LSEG boss: We’re more than just a stock exchange

CEO of London Stock Exchange Group David Schwimmer has said IPOs will return as inflation and geopolitical jitters subside
CEO of London Stock Exchange Group David Schwimmer has said IPOs will return as inflation and geopolitical jitters subside

Ahead of the firm’s capital markets day on Thursday, London Stock Exchange Group boss David Schwimmer is keen to show that the firm is more than just the home of the FTSE 100 index.

In an interview with The Sunday Times, Schwimmer emphasised that LSEG was a valued data provider as well as a stock exchange. He said he saw the upcoming two-day event as a good opportunity to help its investors “really understand the business.”

The emphasis on financial data provision comes after the firm announced a 10-year deal with Microsoft late last year. The tech giant took a four per cent stake in LSEG and agreed to be the architect for the company’s data infrastructure and help develop new data analytics products and services.

“There are desktop offerings out there with roughly the same user interface that people have been using for 20 years or so. The opportunity we have is to be the disruptor in this space and build a product that is easier to use,” Schwimmer said.

Schwimmer’s increased focus on data began with the £27bn takeover of Refinitiv, announced in 2019 and completed in 2021. Refinitiv provided data on shares and bonds, offered risk management systems to firms and was seen as a challenger to Bloomberg.

But back in August LSEG said it would retire the brand from its market data operations following a rocky reception amid concerns about the costs and complexities of integrating the business.

Nonetheless, in a testament to LSEG’s shifting focus towards data, the firm’s Data & Analytics segment recorded £3.9bn in revenue in the first nine months of 2023, up eight per cent from £3.6bn the year prior.

In contrast, its Capital Markets unit saw growth of four per cent to £1.1bn.

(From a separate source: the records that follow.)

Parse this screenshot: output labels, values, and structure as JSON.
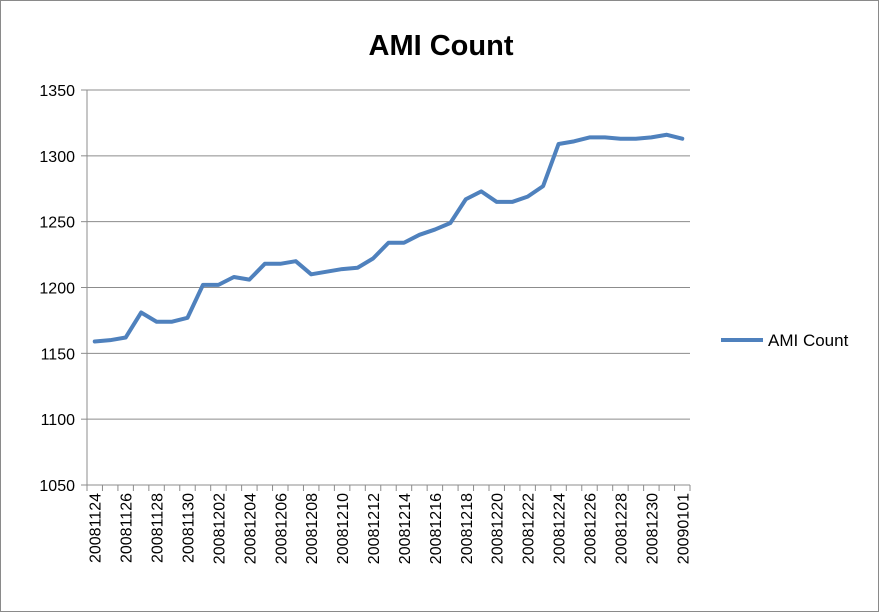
{
  "chart_data": {
    "type": "line",
    "title": "AMI Count",
    "xlabel": "",
    "ylabel": "",
    "ylim": [
      1050,
      1350
    ],
    "yticks": [
      1050,
      1100,
      1150,
      1200,
      1250,
      1300,
      1350
    ],
    "grid": true,
    "legend_position": "right",
    "line_color": "#4F81BD",
    "x": [
      "20081124",
      "20081125",
      "20081126",
      "20081127",
      "20081128",
      "20081129",
      "20081130",
      "20081201",
      "20081202",
      "20081203",
      "20081204",
      "20081205",
      "20081206",
      "20081207",
      "20081208",
      "20081209",
      "20081210",
      "20081211",
      "20081212",
      "20081213",
      "20081214",
      "20081215",
      "20081216",
      "20081217",
      "20081218",
      "20081219",
      "20081220",
      "20081221",
      "20081222",
      "20081223",
      "20081224",
      "20081225",
      "20081226",
      "20081227",
      "20081228",
      "20081229",
      "20081230",
      "20081231",
      "20090101"
    ],
    "xtick_labels": [
      "20081124",
      "20081126",
      "20081128",
      "20081130",
      "20081202",
      "20081204",
      "20081206",
      "20081208",
      "20081210",
      "20081212",
      "20081214",
      "20081216",
      "20081218",
      "20081220",
      "20081222",
      "20081224",
      "20081226",
      "20081228",
      "20081230",
      "20090101"
    ],
    "series": [
      {
        "name": "AMI Count",
        "values": [
          1159,
          1160,
          1162,
          1181,
          1174,
          1174,
          1177,
          1202,
          1202,
          1208,
          1206,
          1218,
          1218,
          1220,
          1210,
          1212,
          1214,
          1215,
          1222,
          1234,
          1234,
          1240,
          1244,
          1249,
          1267,
          1273,
          1265,
          1265,
          1269,
          1277,
          1309,
          1311,
          1314,
          1314,
          1313,
          1313,
          1314,
          1316,
          1313
        ]
      }
    ]
  }
}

His comments to The Sunday Times come after he told Reuters late last week that London’s sluggish IPO market will bounce back as a rapid rate hiking cycle begins to slow and global jitters over inflation and political instability settle.

New flotations have fallen off a cliff this year as firms shelve plans to shift on the public markets amid turmoil shaking the markets.

Listings should recover even if the conflicts in Ukraine and Gaza drag on, Schwimmer added, as pent-up demand builds from companies needing capital to develop their businesses.